"Dan ini harus kita benahi bersama dan ini tanggungjawab kita bersama. Syariahnya cukup baik, tapi ini oknum-oknum yang memanfaatkan syariah. Kalau bagi hasil, Pak Dedi dagang sama saya bagi hasil, kalau kita untung 10, kita bagi dua, tapi ini gak, saya untung 10 kita bagi 2, tapi kalau saya rugi tidak bagi 2. Saya harus bayar 10-nya. Ini yang terjadi," katanya.
Terkait pemerasan, kata Jusuf, sejak Maret 2021, Jusuf mengirimkan uang senilai Rp 795 miliar kepada manajemen bank syariah swasta tersebut dengan keterangan pelunasan utang perusahaan. Anehnya, uang yang dikirim justru menggantung di rekeningnya dan tanpa diproses bank. Selama itu juga bunga utang berjalan hingga dua bulan.
Karena merasa ada kejanggalan, dia pun meminta pihak bank mengembalikan uang yang sudah dibayarkan. Sebelumnya manajemen bank dan pihak perusahaan sudah menyepakati adanya pembayaran utang sebelum uang Rp 795 miliar transfer.

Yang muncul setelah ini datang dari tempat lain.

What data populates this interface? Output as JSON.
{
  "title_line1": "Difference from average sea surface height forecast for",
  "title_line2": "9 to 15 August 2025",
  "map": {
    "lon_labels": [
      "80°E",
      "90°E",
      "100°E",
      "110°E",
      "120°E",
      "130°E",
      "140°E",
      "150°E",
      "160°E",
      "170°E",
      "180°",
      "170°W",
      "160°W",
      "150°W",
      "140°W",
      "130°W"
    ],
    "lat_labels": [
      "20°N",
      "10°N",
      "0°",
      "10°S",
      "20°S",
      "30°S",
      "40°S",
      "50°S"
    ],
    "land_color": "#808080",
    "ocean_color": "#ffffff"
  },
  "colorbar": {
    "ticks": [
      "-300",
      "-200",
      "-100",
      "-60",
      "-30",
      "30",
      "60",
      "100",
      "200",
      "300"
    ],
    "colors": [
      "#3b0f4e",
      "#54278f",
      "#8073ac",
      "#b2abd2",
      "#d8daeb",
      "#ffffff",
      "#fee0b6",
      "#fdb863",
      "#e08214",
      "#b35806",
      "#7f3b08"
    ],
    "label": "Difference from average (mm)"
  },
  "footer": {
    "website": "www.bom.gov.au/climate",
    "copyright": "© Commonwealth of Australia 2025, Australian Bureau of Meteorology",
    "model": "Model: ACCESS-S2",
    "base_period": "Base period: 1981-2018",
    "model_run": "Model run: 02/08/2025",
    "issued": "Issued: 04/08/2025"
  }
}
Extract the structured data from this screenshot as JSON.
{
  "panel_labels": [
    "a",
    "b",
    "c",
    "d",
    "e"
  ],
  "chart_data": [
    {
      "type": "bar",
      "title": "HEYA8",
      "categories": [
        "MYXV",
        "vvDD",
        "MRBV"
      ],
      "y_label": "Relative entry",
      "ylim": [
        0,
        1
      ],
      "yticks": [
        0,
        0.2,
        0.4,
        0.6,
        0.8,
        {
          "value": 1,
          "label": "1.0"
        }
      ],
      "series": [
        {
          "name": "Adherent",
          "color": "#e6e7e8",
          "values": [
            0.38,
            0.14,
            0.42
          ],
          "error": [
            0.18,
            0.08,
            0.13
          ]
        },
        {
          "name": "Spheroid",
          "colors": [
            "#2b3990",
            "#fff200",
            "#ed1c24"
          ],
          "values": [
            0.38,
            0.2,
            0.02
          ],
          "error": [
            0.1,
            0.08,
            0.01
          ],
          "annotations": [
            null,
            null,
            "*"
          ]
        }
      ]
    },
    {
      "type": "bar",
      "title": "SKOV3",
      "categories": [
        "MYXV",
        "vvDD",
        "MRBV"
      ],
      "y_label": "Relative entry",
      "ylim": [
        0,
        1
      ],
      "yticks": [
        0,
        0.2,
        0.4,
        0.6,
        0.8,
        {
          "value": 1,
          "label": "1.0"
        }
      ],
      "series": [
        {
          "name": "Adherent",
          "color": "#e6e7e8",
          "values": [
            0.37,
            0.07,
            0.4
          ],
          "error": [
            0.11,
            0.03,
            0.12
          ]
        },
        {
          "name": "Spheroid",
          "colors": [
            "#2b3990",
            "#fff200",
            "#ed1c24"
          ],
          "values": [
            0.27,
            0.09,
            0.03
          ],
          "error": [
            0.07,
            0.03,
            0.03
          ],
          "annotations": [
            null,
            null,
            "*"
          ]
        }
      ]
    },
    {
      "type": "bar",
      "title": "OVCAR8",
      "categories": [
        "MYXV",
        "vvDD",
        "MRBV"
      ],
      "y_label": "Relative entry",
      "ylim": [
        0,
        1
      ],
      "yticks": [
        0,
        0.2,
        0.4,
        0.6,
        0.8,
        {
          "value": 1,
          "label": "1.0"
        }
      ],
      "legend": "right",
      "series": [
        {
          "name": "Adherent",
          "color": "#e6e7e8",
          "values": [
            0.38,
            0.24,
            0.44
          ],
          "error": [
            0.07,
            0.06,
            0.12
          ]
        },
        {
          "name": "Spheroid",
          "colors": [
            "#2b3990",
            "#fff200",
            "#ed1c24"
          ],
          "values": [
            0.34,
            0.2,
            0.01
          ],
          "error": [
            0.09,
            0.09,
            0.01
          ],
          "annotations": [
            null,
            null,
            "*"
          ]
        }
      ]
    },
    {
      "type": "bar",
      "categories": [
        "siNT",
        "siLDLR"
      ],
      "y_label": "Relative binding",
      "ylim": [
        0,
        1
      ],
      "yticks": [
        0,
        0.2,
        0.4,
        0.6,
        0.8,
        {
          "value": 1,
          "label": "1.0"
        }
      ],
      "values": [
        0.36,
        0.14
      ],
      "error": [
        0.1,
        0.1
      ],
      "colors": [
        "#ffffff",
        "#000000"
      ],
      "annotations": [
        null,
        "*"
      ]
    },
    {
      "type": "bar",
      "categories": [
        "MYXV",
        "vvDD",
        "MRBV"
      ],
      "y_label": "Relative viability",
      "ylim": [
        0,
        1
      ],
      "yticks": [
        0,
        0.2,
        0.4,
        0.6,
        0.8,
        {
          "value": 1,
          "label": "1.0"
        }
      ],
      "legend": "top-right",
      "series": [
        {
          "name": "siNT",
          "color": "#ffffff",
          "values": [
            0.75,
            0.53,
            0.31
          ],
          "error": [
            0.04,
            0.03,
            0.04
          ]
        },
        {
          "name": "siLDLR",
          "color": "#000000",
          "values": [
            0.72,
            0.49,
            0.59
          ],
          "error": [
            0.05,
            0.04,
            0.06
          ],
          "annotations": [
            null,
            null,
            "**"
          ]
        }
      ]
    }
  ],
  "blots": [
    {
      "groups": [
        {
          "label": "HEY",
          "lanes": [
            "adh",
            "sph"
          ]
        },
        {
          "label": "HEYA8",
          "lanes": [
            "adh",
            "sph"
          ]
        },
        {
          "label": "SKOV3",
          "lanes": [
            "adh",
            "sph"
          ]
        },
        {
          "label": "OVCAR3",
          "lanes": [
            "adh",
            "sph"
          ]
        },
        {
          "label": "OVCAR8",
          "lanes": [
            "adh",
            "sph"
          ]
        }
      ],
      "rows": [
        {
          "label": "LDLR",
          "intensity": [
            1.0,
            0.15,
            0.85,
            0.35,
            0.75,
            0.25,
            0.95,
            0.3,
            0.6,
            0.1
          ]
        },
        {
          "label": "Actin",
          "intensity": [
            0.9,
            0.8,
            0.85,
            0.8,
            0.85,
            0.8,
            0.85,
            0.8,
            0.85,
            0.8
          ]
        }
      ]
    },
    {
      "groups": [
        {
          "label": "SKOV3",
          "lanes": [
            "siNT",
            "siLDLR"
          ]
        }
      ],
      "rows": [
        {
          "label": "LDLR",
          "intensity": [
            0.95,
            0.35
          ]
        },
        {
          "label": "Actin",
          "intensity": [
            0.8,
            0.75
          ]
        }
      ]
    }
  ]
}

Alih-alih menerima uang dengan nominal utuh, Jusuf justru hanya menerima Rp 690 miliar saja. Dari keterangan bank, sisa uang digunakan untuk pembayaran bunga.
"Lalu tanggal 6 saya kasih instruksi, saya bilang, kalau kamu tidak mau dibayar, kembalikan uang saya dong. Dikembalikan, tapi dikembalikan cuman Rp 690 miliar. Sisa 107 miliar dipegang, alasan untuk pembayaran bunga," tutur dia.